Google filed a patent in 2023 describing how a large language model could construct a structured understanding of a business, brand, or product from its website and public sources, even when none of that material was ever marked up for machines to read. The filing, surfaced and analyzed by Search Engine Land, outlines a four-step process: identify the entity from a domain, interpret the content across pages, extract attribute relationships, and supplement with third-party signals including Maps data, job listings, and user reviews.
The system does not extract verbatim text. According to the patent language, the output is “an interpretation of the extracted content rather than a verbatim duplication.” The LLM synthesizes an entity summary, closer to a brand characterization than a page index, organized into a hierarchical graph that connects services, audiences, reputation signals, and differentiators into a structured model.
This is not a ranking patent. It is a representation patent. The distinction matters for search teams. Google has long indexed what a page says. This describes a system for deciding what a business is, built from evidence spread across the entire web.
The practical pressure this creates is different from traditional on-page optimization. A service page that ranks well for a keyword may simultaneously teach the model that your business is a commodity provider with no differentiated positioning, if the surrounding signals (reviews, press, job descriptions, social content) reinforce that reading. The system, as the patent describes it, synthesizes across sources rather than treating any single page as authoritative.
GEO, generative engine optimization, the practice of optimizing for LLM-driven answers, has mostly been treated as a citation problem: get mentioned by the right sources, get quoted in AI Overviews. This patent frames it differently. Before AI Overviews can cite an entity, the underlying model needs a coherent characterization of that entity.
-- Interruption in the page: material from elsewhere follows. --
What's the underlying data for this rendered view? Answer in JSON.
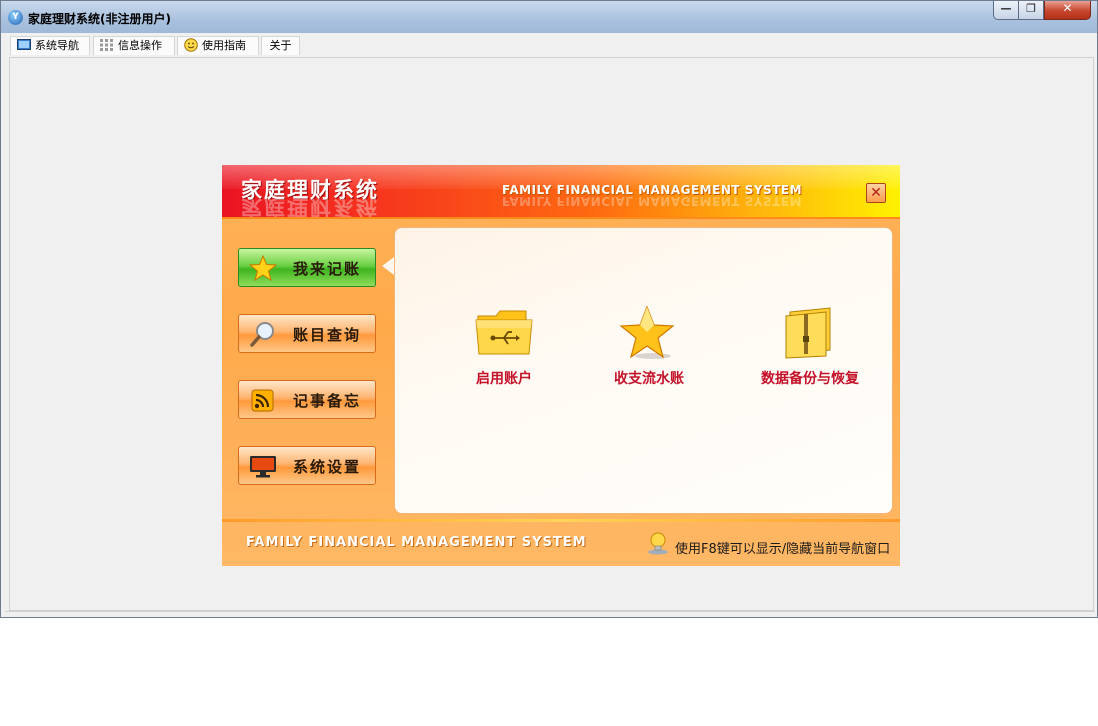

An incoherent or thin characterization may mean the brand is simply omitted from a generated comparison or recommendation, not outranked.
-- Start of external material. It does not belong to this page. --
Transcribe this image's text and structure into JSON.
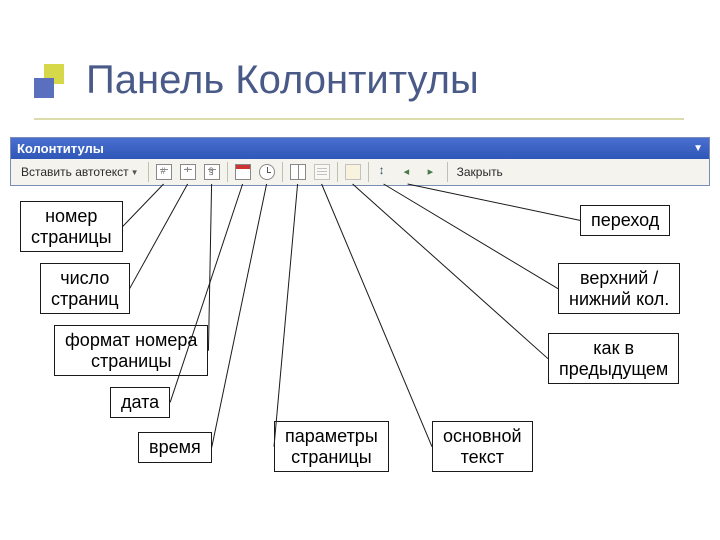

The filing applies equally to local businesses, ecommerce products, and enterprise organizations. For a local service firm, the characterization might draw as much from Google Business Profile reviews as from the website. For a B2B software vendor, job postings and analyst mentions may register alongside product pages. The patent explicitly names maps data, business directories, and job listings as supplementary inputs.
One important caveat: Google publishes patents by the thousand, and most never reach a shipped product. The patent does not describe an active ranking signal or a confirmed change to AI Overviews citations. What it does describe, in concrete engineering language, is where Google is steering its entity-understanding research.
Search teams running GEO audits in the next ninety days should add an entity audit step: ask what an LLM would characterize your brand as if it read your homepage, your top 20 reviews, your LinkedIn page, and your three most recent press mentions together. The gaps in that characterization are the gaps in your AI search visibility.